The construction of a 21st century telecommunications network (21CN) is central to BT's strategy to deliver operational savings of £1bn per year

To divide and conquer

BT is embarking on a process of transformation, changing its structure, strategy and attitude

Written by Martin Courtney

As the UK’s incumbent telecommunications operator, and something of a national institution, BT arguably comes in for more than its fair share of criticism from the great British public.

And while the telecoms giant may have failed to significantly improve perceptions of its customer service record so far, it has at least embarked on an ambitious transformation to change its structure, strategy and attitude.

The company is now split into what it calls four customer-facing units: BT Retail, BT Wholesale, BT Global Services and Openreach, the access division created in 2005 in response to regulatory pressure to provide fair and equal access to BT’s copper telephone network.

BT also announced a period of restructuring in April 2007 that will see a total of 5,000 managers leave the company by the end of this financial year.

The company says that it has recruited, or intends to recruit, an equal number of Openreach staff in their place, many of whom will be engineers, as it strives to improve its customer service record, both for rival firms leasing BT Wholesale services and the thousands of businesses and consumers leasing a range of leased-line, broadband connections and add-on services.

More recently, BT created two new units, BT Design and BT Operate, designed to bring IT, networks, operations and design under a single reporting structure, effectively separating BT services from the underlying telecommunications network that enables their deployment.

The result of restructuring is a new approach to the way BT thinks and acts in its business dealings, says Scott Morrison, research director for the enterprise network services group at analyst Gartner.

“All of the divisions within the BT Group now view the world in a different way,” he says. “A couple of years ago, it was fortress BT versus the rest of the world, including wholesale customers, but BT is now much more customer-centric in its words and actions.”

To a certain extent, the changing telecommunications landscape and shareholder expectations prompted the change.
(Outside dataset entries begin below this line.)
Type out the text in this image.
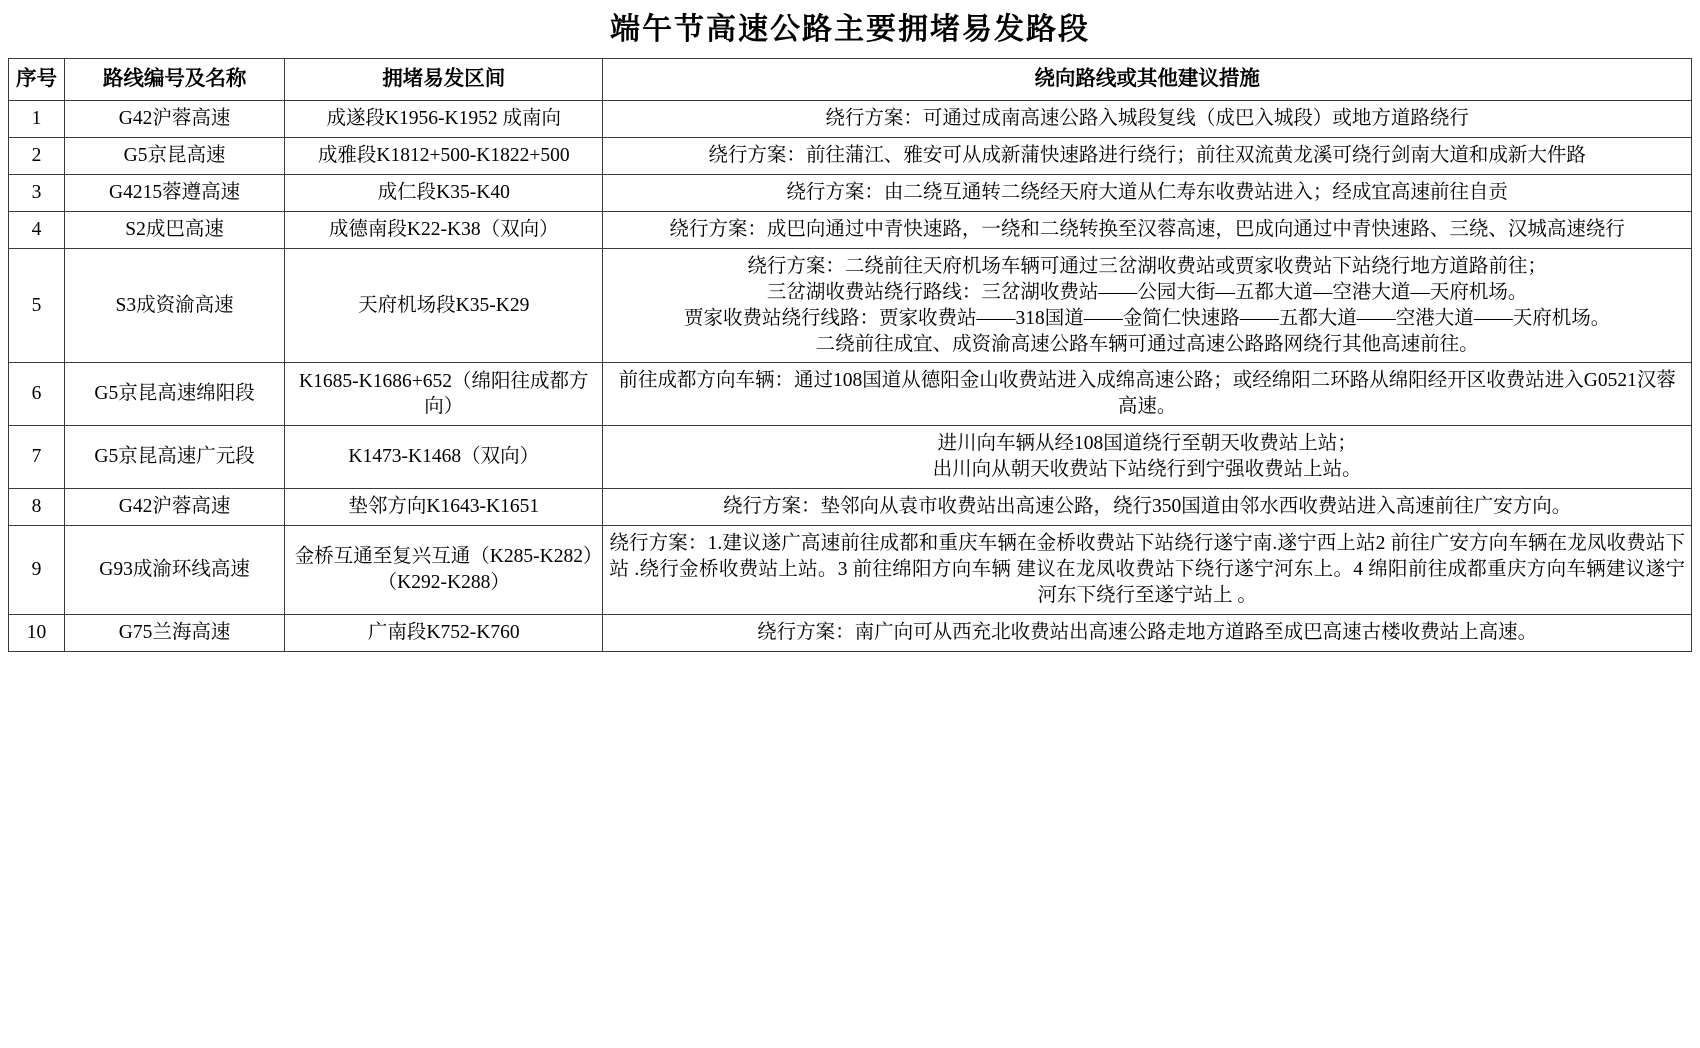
端午节高速公路主要拥堵易发路段
序号	路线编号及名称	拥堵易发区间	绕向路线或其他建议措施
1	G42沪蓉高速	成遂段K1956-K1952 成南向	绕行方案：可通过成南高速公路入城段复线（成巴入城段）或地方道路绕行

2	G5京昆高速	成雅段K1812+500-K1822+500	绕行方案：前往蒲江、雅安可从成新蒲快速路进行绕行；前往双流黄龙溪可绕行剑南大道和成新大件路

3	G4215蓉遵高速	成仁段K35-K40	绕行方案：由二绕互通转二绕经天府大道从仁寿东收费站进入；经成宜高速前往自贡

4	S2成巴高速	成德南段K22-K38（双向）	绕行方案：成巴向通过中青快速路，一绕和二绕转换至汉蓉高速，巴成向通过中青快速路、三绕、汉城高速绕行

5	S3成资渝高速	天府机场段K35-K29	绕行方案：二绕前往天府机场车辆可通过三岔湖收费站或贾家收费站下站绕行地方道路前往；

三岔湖收费站绕行路线：三岔湖收费站——公园大街—五都大道—空港大道—天府机场。

贾家收费站绕行线路：贾家收费站——318国道——金简仁快速路——五都大道——空港大道——天府机场。

二绕前往成宜、成资渝高速公路车辆可通过高速公路路网绕行其他高速前往。

6	G5京昆高速绵阳段	K1685-K1686+652（绵阳往成都方向）	前往成都方向车辆：通过108国道从德阳金山收费站进入成绵高速公路；或经绵阳二环路从绵阳经开区收费站进入G0521汉蓉高速。

7	G5京昆高速广元段	K1473-K1468（双向）	进川向车辆从经108国道绕行至朝天收费站上站；

出川向从朝天收费站下站绕行到宁强收费站上站。

8	G42沪蓉高速	垫邻方向K1643-K1651	绕行方案：垫邻向从袁市收费站出高速公路，绕行350国道由邻水西收费站进入高速前往广安方向。

9	G93成渝环线高速	金桥互通至复兴互通（K285-K282）（K292-K288）	绕行方案：1.建议遂广高速前往成都和重庆车辆在金桥收费站下站绕行遂宁南.遂宁西上站2 前往广安方向车辆在龙凤收费站下站 .绕行金桥收费站上站。3 前往绵阳方向车辆 建议在龙凤收费站下绕行遂宁河东上。4 绵阳前往成都重庆方向车辆建议遂宁河东下绕行至遂宁站上 。

10	G75兰海高速	广南段K752-K760	绕行方案：南广向可从西充北收费站出高速公路走地方道路至成巴高速古楼收费站上高速。
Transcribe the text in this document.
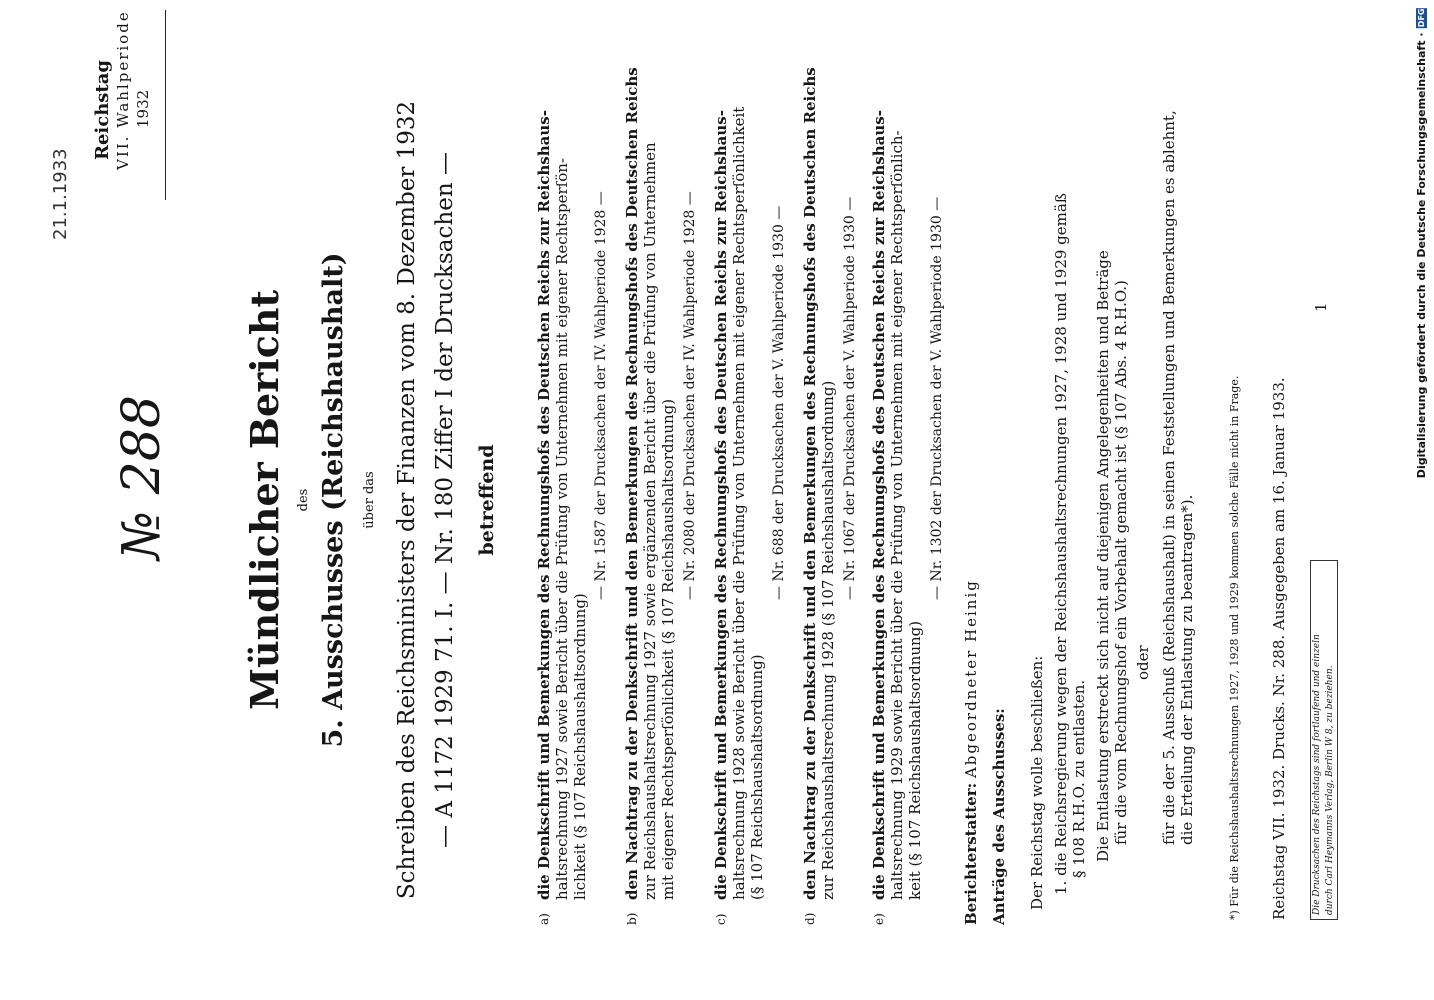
Digitalisierung gefördert durch die Deutsche Forschungsgemeinschaft · DFG
21.1.1933
Reichstag VII. Wahlperiode 1932
№ 288 Mündlicher Bericht des 5. Ausschusses (Reichshaushalt) über das Schreiben des Reichsministers der Finanzen vom 8. Dezember 1932 — A 1172 1929 71. I. — Nr. 180 Ziffer I der Drucksachen — betreffend
a)
die Denkschrift und Bemerkungen des Rechnungshofs des Deutschen Reichs zur Reichshaus- haltsrechnung 1927 sowie Bericht über die Prüfung von Unternehmen mit eigener Rechtsperſön- lichkeit (§ 107 Reichshaushaltsordnung)
— Nr. 1587 der Drucksachen der IV. Wahlperiode 1928 —
b)
den Nachtrag zu der Denkschrift und den Bemerkungen des Rechnungshofs des Deutschen Reichs zur Reichshaushaltsrechnung 1927 sowie ergänzenden Bericht über die Prüfung von Unternehmen mit eigener Rechtsperſönlichkeit (§ 107 Reichshaushaltsordnung)
— Nr. 2080 der Drucksachen der IV. Wahlperiode 1928 —
c)
die Denkschrift und Bemerkungen des Rechnungshofs des Deutschen Reichs zur Reichshaus- haltsrechnung 1928 sowie Bericht über die Prüfung von Unternehmen mit eigener Rechtsperſönlichkeit (§ 107 Reichshaushaltsordnung)
— Nr. 688 der Drucksachen der V. Wahlperiode 1930 —
d)
den Nachtrag zu der Denkschrift und den Bemerkungen des Rechnungshofs des Deutschen Reichs zur Reichshaushaltsrechnung 1928 (§ 107 Reichshaushaltsordnung) — Nr. 1067 der Drucksachen der V. Wahlperiode 1930 —
e)
die Denkschrift und Bemerkungen des Rechnungshofs des Deutschen Reichs zur Reichshaus- haltsrechnung 1929 sowie Bericht über die Prüfung von Unternehmen mit eigener Rechtsperſönlich- keit (§ 107 Reichshaushaltsordnung)
— Nr. 1302 der Drucksachen der V. Wahlperiode 1930 —
Berichterstatter: Abgeordneter Heinig
Anträge des Ausschusses: Der Reichstag wolle beschließen: 1. die Reichsregierung wegen der Reichshaushaltsrechnungen 1927, 1928 und 1929 gemäß § 108 R.H.O. zu entlasten. Die Entlastung erstreckt sich nicht auf diejenigen Angelegenheiten und Beträge für die vom Rechnungshof ein Vorbehalt gemacht ist (§ 107 Abs. 4 R.H.O.) oder für die der 5. Ausschuß (Reichshaushalt) in seinen Feststellungen und Bemerkungen es ablehnt, die Erteilung der Entlastung zu beantragen*).	*) Für die Reichshaushaltsrechnungen 1927, 1928 und 1929 kommen solche Fälle nicht in Frage. Reichstag VII. 1932. Drucks. Nr. 288. Ausgegeben am 16. Januar 1933.	Die Drucksachen des Reichstags sind fortlaufend und einzeln durch Carl Heymanns Verlag, Berlin W 8, zu beziehen.
1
Peter Nuttall, European telecoms analyst at Forrester Research, says BT ­ like all other telecommunication specialists ­ has been facing steadily declining revenue from the provision of voice telephony services for a number of years, and has been forced to find new sources of income to offset the decline.
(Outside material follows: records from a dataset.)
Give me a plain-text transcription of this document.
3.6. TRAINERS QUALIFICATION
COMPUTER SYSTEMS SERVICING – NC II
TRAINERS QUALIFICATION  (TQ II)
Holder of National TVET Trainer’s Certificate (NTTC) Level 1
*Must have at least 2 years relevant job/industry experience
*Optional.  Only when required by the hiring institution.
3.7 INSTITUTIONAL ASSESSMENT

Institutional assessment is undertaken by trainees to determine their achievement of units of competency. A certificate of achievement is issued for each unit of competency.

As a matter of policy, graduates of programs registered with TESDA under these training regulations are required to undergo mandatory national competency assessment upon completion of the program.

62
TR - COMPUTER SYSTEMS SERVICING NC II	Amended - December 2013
“BT is a company that has had to change dramatically over the past three to four years, to the point where it has almost re-invented itself. Hence the emphasis on new revenue streams from wholesale access and global services,” he says.

The BT Group’s revenue for the third quarter of 2007 remained flat at £5.1bn, one per cent up on the same period in 2006, with pre-tax profits falling by 30 per cent from £639m to £447m.

Restructuring costs of £76m undoubtedly took their toll, but particularly hard hit was revenue from BT Wholesale, the division that sells capacity on BT networks to rival internet service providers (ISPs), which fell by £51m to £891m.
Revenue from BT Retail, which encompasses BT’s own broadband services, remained flat at £2.07bn, as did sales for Openreach, which maintains BT’s last-mile voice and data network for wholesale and retail customers.

The bright spark for BT was its Global Services division, which is steadily moving towards becoming an IT services company that is able to deliver managed network, PC and communications packages to business customers. Global Services saw its revenue for the third quarter of 2007 rise six per cent to £1.96bn from £1.84bn a year earlier, although they still fell short of BT’s earlier projections.

“BT’s latest results confirm what we have seen for the past three quarters, which is that BT Global Services is the carrier’s engine for growth,” says Morrison.

“Though it has pushed the margins in that segment up on the back of increased revenue and better quality revenue, they are still not at the 15 per cent promi sed in the mid-term objectives, and have not shown consistent and sustainable improvement in that area. There is still work to do there.”

Nuttall says the biggest concern lies with BT Retail, mainly because the division is so heavily reliant on broadband revenue. “Though there is still potential for growth in the broadband market, with a limited base of dial-up users still to be converted. It is still a very aggressive market, with lots of ISPs offering free products and services with broadband subscriptions,” he says.